Is there any good AM riding and Rentals in or near Villach?(I spend the week at Villach).
I know MTB is very good in Lienz. Is it better for me to go there rather than the park?.
If any of you want to serve as a MTB guide to a mid level XC/AM rider, I'll be more than happy to hook up with a local.
Any other advice will be welcomed 
Cheers 
GB


----------



## Jerk_Chicken (Oct 13, 2005)

Too bad you're not coming to Germany, otherwise I'd love to meet up with you.

Here's the link for mtb-news' Austria section. Don't be scared off by the German. Many do speak English:

http://www.mtb-news.de/forum/forumdisplay.php?f=129

I would cross post there.


----------



## cxfahrer (Jun 20, 2008)

or here:
http://nyx.at/bikeboard/Board/Bikegebiete-Routen-und-Touren-forum-7

One of my riding buddies spent a week in Saalbach-Hinterglemm  in bikeschool with Harald Philipp. Must have been great.


----------



## Jerk_Chicken (Oct 13, 2005)

Hey! I know you! I just got back from the Mordgrund. Had a great time, but wasn't in it for a big ride.


----------



## GreenBonty (Feb 11, 2004)

Thanks for the info and help guys though I am not sure what to do in these boards.
Should I post there?. I guess I need to become a member????.
I'll check the other site as well.
BTW JC, if you are close to Munich than you are not too far away from this great mountain range in Austria


----------



## cxfahrer (Jun 20, 2008)

Just open a new thread ( "Suche Allmountain Trails in Villach und Leogang") in the Austrian forum (become a member first, nothing easier than that) or

search the mtb-news.de forum for information about Leogang and Saalbach, which will only work wenn du deutsch zumindest lesen und verstehen kannst.

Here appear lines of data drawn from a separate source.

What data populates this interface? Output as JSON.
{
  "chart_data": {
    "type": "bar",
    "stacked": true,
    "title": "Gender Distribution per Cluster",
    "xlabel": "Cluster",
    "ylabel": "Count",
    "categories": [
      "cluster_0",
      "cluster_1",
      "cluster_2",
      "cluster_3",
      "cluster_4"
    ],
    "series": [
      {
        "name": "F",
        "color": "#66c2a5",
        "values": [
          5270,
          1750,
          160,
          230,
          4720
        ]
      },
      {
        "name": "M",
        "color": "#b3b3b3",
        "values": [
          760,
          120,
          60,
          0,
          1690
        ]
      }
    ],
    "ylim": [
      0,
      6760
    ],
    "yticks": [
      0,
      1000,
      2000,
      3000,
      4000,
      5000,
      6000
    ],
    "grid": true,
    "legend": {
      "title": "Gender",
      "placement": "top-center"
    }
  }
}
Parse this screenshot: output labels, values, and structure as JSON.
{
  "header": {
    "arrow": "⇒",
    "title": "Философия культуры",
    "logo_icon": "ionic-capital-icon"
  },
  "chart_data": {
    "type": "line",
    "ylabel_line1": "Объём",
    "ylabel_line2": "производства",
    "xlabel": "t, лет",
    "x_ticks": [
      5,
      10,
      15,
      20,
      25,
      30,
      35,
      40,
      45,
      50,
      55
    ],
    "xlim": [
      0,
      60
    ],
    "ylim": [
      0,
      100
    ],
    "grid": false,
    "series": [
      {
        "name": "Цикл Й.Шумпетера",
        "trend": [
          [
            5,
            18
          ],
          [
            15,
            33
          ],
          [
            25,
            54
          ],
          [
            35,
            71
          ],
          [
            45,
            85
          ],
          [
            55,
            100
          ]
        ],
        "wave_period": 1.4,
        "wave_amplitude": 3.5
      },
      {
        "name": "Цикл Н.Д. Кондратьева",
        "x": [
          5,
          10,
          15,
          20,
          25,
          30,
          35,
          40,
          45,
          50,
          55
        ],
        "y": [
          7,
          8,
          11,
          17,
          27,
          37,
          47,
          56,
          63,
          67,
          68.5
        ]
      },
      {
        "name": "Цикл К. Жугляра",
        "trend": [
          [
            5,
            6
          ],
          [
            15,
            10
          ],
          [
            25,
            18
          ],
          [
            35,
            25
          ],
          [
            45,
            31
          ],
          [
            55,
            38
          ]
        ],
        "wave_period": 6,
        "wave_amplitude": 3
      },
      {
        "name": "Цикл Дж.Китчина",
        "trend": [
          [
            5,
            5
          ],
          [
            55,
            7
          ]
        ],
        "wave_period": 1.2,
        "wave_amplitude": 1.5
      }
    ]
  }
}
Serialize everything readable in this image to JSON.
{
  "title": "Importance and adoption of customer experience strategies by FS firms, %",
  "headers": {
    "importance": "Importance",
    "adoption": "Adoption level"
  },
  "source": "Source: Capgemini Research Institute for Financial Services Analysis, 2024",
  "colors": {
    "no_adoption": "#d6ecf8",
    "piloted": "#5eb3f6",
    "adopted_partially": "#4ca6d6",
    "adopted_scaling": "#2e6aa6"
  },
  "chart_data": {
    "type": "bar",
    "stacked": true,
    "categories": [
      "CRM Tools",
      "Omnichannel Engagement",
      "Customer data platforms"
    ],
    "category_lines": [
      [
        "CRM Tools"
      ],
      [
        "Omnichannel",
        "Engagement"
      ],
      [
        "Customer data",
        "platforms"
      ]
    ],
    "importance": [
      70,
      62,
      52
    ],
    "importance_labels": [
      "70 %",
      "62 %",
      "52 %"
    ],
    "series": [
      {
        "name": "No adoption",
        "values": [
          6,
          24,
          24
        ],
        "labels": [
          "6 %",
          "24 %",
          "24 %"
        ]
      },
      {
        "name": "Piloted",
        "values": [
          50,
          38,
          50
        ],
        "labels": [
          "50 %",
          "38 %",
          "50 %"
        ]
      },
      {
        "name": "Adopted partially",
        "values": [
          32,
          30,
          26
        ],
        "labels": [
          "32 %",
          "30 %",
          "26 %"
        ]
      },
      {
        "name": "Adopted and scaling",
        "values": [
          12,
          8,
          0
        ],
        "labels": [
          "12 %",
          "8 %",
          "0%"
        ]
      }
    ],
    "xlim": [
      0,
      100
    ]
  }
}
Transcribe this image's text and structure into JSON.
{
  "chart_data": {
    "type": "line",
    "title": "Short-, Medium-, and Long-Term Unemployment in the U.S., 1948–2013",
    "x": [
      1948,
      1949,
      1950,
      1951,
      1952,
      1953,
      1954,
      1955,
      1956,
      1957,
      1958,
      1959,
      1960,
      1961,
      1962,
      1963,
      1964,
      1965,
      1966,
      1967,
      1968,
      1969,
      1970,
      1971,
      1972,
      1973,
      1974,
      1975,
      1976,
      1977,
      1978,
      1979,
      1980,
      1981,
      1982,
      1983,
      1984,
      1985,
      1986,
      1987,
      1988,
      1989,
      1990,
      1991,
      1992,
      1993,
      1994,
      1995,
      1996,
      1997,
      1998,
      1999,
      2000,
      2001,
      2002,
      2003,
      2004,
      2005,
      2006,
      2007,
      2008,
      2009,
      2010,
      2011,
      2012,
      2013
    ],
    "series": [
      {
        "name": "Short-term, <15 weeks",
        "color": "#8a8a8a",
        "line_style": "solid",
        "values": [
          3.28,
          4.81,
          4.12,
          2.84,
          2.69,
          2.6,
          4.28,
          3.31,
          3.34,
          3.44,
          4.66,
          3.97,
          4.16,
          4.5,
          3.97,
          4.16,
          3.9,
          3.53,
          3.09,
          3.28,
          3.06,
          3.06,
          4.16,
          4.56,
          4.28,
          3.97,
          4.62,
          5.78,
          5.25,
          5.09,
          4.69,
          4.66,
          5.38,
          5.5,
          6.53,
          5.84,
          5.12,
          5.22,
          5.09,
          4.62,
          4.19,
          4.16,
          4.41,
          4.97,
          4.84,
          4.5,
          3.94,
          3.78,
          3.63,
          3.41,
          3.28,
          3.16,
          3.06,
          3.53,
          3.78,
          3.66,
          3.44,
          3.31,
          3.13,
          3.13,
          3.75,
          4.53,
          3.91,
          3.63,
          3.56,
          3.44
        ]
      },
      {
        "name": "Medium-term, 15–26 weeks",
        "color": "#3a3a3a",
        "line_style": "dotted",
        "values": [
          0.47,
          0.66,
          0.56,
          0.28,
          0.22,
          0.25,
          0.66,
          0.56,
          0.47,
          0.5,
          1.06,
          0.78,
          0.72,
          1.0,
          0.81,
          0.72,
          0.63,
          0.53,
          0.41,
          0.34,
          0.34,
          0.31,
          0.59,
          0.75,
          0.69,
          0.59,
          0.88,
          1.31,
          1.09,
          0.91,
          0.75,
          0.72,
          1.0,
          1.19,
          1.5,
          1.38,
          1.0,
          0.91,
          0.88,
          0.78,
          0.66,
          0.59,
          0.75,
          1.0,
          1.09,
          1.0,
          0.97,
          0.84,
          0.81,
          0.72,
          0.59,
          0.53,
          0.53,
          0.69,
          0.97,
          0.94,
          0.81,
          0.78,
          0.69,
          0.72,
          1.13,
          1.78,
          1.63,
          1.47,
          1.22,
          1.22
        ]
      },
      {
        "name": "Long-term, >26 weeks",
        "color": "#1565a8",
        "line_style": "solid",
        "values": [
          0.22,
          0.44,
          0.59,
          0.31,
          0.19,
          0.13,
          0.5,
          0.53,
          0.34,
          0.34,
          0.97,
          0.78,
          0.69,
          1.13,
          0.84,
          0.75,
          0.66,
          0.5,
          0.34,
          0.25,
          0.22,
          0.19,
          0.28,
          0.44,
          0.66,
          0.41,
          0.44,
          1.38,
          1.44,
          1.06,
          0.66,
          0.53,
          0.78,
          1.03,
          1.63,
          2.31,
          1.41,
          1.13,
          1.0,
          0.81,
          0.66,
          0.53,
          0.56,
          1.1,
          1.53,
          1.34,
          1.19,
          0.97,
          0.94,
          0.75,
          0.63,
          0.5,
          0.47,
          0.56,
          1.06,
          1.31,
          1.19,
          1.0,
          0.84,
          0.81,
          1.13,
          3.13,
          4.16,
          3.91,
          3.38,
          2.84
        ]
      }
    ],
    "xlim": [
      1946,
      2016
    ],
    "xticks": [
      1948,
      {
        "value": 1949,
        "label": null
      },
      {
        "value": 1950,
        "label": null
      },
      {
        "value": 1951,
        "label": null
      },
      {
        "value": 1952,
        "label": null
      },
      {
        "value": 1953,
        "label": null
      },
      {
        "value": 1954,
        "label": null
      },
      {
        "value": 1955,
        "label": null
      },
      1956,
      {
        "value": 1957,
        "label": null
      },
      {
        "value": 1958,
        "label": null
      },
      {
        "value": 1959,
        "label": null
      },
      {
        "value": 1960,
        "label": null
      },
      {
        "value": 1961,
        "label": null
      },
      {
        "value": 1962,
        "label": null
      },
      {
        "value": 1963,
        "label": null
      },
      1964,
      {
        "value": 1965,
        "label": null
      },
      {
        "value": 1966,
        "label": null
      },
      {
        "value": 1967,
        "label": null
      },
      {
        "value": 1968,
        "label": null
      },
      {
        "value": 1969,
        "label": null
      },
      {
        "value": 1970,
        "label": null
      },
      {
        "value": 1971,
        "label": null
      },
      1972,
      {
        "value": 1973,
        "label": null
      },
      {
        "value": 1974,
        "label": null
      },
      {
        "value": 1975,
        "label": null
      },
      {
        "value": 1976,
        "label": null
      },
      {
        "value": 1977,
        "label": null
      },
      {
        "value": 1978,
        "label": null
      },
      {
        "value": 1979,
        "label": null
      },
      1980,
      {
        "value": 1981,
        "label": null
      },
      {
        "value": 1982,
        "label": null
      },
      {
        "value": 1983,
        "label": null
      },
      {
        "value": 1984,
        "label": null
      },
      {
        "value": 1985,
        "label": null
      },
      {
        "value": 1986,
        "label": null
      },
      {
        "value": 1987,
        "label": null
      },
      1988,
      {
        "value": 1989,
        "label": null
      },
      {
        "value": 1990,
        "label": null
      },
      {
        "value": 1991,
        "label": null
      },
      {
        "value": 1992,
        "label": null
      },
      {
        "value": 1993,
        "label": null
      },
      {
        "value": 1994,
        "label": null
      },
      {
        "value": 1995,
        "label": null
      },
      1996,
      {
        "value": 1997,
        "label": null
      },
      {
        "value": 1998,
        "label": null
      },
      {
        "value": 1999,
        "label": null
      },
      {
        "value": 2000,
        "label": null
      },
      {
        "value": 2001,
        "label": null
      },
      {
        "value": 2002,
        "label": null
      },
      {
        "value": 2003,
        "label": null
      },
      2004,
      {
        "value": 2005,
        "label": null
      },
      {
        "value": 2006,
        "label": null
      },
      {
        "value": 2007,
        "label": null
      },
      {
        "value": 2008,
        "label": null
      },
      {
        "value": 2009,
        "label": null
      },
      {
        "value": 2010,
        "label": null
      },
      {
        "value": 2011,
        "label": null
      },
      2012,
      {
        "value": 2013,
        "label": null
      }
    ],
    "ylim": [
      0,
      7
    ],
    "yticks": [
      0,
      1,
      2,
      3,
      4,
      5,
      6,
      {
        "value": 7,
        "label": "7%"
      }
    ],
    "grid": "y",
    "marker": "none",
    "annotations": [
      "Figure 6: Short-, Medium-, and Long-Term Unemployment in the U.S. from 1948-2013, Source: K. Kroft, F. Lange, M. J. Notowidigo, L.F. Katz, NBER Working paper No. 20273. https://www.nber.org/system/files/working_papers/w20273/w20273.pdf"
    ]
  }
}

As far as I remember Villach is close to Slovenia. which is also a great allmountian cycling area.(Soca Valley); around Villach there is the Ossiacher See.(a quick search also lead me to this site).


----------



## GreenBonty (Feb 11, 2004)

cxfahrer said:


> Just open a new thread ( "Suche Allmountain Trails in Villach und Leogang") in the Austrian forum (become a member first, nothing easier than that) or
> 
> search the mtb-news.de forum for information about Leogang and Saalbach, which will only work wenn du deutsch zumindest lesen und verstehen kannst.
> 
> As far as I remember Villach is close to Slovenia. which is also a great allmountian cycling area.(Soca Valley); around Villach there is the Ossiacher See.(a quick search also lead me to this site).


Thanks cx
I was not very succesful with the membership despite my wife's and Babylon's help with German.
The "Ossiacher See" is realy close by and trails looks promissing.
I'll ask my contacts at Villach if there are reasonable rentals near by.
BTW, both Bike Park Leogang and Saalbach-Hinterglemm looks very close on the map and both close to Salzburg.


----------



## GreenBonty (Feb 11, 2004)

Found this:
http://www.mirnock.at/
which looks totaly cool but they don't have vacancies this weekend:madman: :madman: :madman: .
It's a Harley Davidson weekend in the area and the hotel is fully booked.
Wow, that looked so promissing but I need an alternative.


----------



## GreenBonty (Feb 11, 2004)

A great trip from last weekend!.
I rarely post trip reports, hence the lengthy report this time!
http://www.flickr.com/photos/gbonty/...906754/detail/


----------



## aizu1 (Nov 28, 2005)

Just saw your pictures from Austria. Beautiful. Where were they taken? 
I'm moving to Villach in Feb. How far away is it?
Did you find any good singletrack? What was it like compared to where you usually ride?
Cheers


----------



## GreenBonty (Feb 11, 2004)

aizu1 said:


> Just saw your pictures from Austria. Beautiful. Where were they taken?
> I'm moving to Villach in Feb. How far away is it?
> Did you find any good singletrack? What was it like compared to where you usually ride?
> Cheers


The picture were taken at Bike Park Leogang. I guess it was about 1.5 hours of scenic drive from Villach. There were many singletracks there, mostly rooty but some rocky.
The park itself has sections for stunts and extrem DH which I did not approach. I wish I had my Yeti with me since the Kona I rented was not very confidence inspiring.
Villach area is vey nice for MTB but I never did (hiked there a lot). Lienz I think was full of bike stores which may say something.
You should ask the locals as you move since they know best.
Have fun


----------



## cxfahrer (Jun 20, 2008)

aizu1 said:


> Just saw your pictures from Austria. Beautiful. Where were they taken?
> I'm moving to Villach in Feb. How far away is it?
> Did you find any good singletrack? What was it like compared to where you usually ride?
> Cheers


e.g. 
http://videos.mtb-news.de/videos/view/10355

found with yahoo: " mtb villach" ...


----------